Los mayores fueron recibiendo noticias del «campeonato» con una cara de alucinante sorpresa.

Lo primero que escuchó Carlos cuando se sentó con los mayores ―nosotros estábamos acostados― fue un mandato de corte militar:

―¡¡¡Coge esos calzoncillos!!! ¿¿¿Lo has hecho??? Levanta de la cama a tu primo y a tu hermano e inmediatamente los tres laváis los calzoncillos en el pilón. ¡¡¡Ya es tarde!!!

Y cuando nuestros padres fueron informados de los detalles del campeonato, no faltaron las sentencias:

—¡¡¡Eso no son juegos, eso es una inmundicia elevada a categoría!!!

―¡¡¡Habéis denigrado a los jueces!!!

―¡¡¡La mierda no compite, se limpia!!!

―¡¡¡Niños!!! ¡¡¡A ver si os entra en la cabeza que la higiene no es opcional!!!

—¡¡¡Más vale culo limpio que medalla de zurrapa!!!

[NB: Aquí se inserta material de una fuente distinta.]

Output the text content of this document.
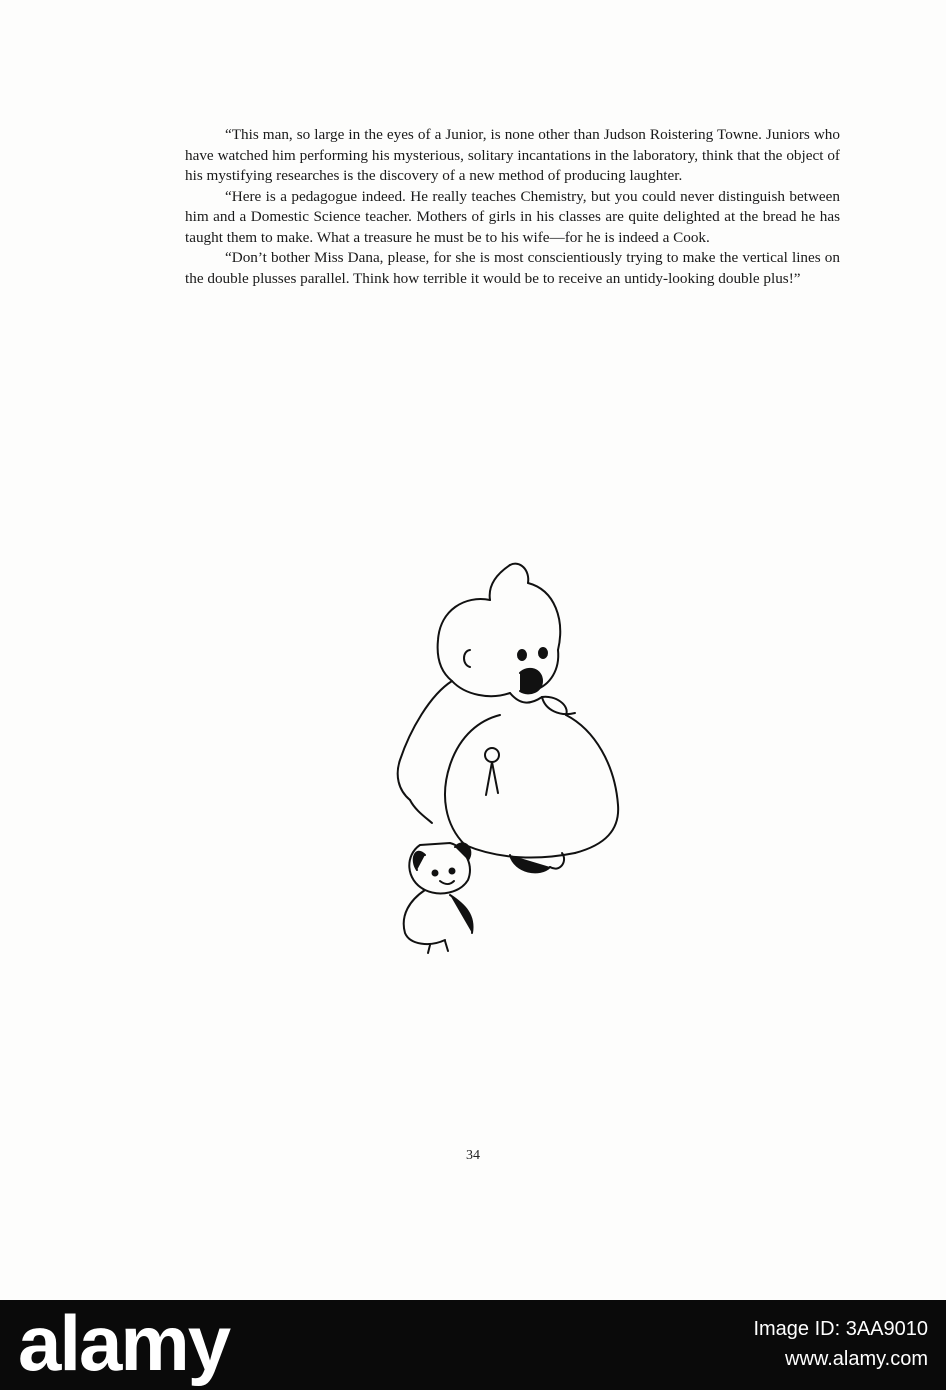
“This man, so large in the eyes of a Junior, is none other than Judson Roistering Towne. Juniors who have watched him performing his mysterious, solitary incantations in the laboratory, think that the object of his mystifying researches is the discovery of a new method of producing laughter.

“Here is a pedagogue indeed. He really teaches Chemistry, but you could never distinguish between him and a Domestic Science teacher. Mothers of girls in his classes are quite delighted at the bread he has taught them to make. What a treasure he must be to his wife—for he is indeed a Cook.

“Don’t bother Miss Dana, please, for she is most conscientiously trying to make the vertical lines on the double plusses parallel. Think how terrible it would be to receive an untidy-looking double plus!”

34
alamy	Image ID: 3AA9010
www.alamy.com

—¡¡¡Esto no puede salir de aquí!!! ¡¡¡Nadie se puede enterar de esta guarrada!!!

Mientras Carlos, Jorge y yo frotábamos con energía las zurrapas de los calzoncillos, oímos una cadena de carcajadas, que fueron in crescendo hasta alcanzar los parámetros de un ruidoso recreo de adolescentes.

Cuando estábamos comiendo al día siguiente una riquísima tortilla de patatas, nos sermonearon contundentemente los mayores. Después de unas miradas cómplices, negaron terminantemente la explosión de carcajadas que se escuchó la noche anterior tras el campeonato. Jorge y yo, mirando al plato, fingimos un sincero arrepentimiento, pero sabíamos que, en el fondo, aunque no lo dijeran, admiraban nuestra capacidad de convertir lo innombrable en un ritual festivo.